Cancer genome sequencing is essential for understanding tumor evolution and advancing precision medicine.1 However, reference gaps and germline variants obscure detection of small and large somatic variants and methylation in repetitive regions.1-3 It is common for tumor cells to gain or lose chromosome arms due to somatic structural changes that occur inside highly repetitive satellite DNA sequences in the centromeres.4 To identify the full spectrum of somatic variants, including complex rearrangements, we construct and curate near-complete, haplotype-resolved assemblies of the most recent common ancestor of an early-passage broadly-consented hypodiploid pancreatic cancer cell line and matched normal tissues. The tumor assembly completely recapitulates all 35 tumor chromosomes observed with karyotyping, with multiple translocation-induced hybrid chromosomes. The hybrid chromosomes contain putative functional dicentric and fused centromeres, nested foldback inversions causing 14 breakpoints with a haplotype switch in a single event, and centromeric satellite tandem duplications up to 136 kbp. Direct comparison of tumor and normal assembly haplotypes uncovers >7,000 variants altering >1 Mbp of sequence in repetitive regions that have been hidden by reference gaps and germline variants. 44 % of somatic small variants change representation because they alter germline variants on GRCh38, impacting mutational signatures and kataegis/omikli clusters.
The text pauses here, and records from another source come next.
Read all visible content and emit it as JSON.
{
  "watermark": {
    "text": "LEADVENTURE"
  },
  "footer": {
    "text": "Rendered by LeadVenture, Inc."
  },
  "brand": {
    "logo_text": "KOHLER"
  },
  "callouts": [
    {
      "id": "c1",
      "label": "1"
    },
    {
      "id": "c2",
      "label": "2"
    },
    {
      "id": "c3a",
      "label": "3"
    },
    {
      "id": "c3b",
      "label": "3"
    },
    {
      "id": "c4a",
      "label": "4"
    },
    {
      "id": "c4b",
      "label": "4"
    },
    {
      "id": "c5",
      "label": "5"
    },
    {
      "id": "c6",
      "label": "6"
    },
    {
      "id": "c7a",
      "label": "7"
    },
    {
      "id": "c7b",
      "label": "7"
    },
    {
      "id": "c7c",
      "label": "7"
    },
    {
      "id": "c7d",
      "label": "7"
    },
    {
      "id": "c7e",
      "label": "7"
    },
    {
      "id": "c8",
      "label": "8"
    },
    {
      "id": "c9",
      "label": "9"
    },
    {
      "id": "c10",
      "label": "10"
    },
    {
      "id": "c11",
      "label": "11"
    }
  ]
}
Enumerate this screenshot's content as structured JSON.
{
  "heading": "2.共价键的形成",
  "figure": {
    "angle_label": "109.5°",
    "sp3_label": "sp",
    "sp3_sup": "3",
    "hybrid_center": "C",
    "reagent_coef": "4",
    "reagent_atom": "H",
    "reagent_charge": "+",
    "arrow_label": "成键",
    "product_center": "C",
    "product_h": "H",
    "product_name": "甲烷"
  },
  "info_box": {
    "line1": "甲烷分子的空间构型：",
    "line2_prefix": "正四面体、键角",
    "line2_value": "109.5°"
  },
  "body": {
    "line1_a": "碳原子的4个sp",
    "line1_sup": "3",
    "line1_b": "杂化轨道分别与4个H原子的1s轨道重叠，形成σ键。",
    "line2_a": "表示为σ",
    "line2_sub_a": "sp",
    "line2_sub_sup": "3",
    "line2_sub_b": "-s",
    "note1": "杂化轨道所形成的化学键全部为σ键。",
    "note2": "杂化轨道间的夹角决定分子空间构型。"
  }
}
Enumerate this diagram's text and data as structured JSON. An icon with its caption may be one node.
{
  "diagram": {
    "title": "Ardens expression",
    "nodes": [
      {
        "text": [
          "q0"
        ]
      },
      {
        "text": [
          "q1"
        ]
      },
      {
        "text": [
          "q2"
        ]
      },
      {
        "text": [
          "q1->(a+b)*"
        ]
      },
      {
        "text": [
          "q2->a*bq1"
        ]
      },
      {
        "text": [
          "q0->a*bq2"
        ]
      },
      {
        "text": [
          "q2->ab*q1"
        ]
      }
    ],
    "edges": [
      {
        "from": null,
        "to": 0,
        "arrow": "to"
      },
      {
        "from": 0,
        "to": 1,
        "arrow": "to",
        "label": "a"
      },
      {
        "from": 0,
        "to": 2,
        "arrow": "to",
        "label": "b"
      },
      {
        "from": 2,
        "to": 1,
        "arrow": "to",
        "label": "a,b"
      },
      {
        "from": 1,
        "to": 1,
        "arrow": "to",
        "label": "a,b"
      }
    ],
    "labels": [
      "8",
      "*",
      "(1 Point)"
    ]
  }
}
Most somatic LINE insertions originate from two hypomethylated non-reference germline LINE insertions, highlighting their impact on insertion mutation burden. These assemblies demonstrate that centromeric, acrocentric, and telomeric regions conventionally excluded from analysis harbor extensive somatic and epigenetic changes. Resolving complete tumor genomes enables a deeper understanding of cancer structural plasticity and the endpoints of breakage-fusion-bridge cycles. These assembled, curated paired normal-tumor benchmarks will serve as a critical foundation for developing future algorithms to characterize the most intractable regions of cancer genomes.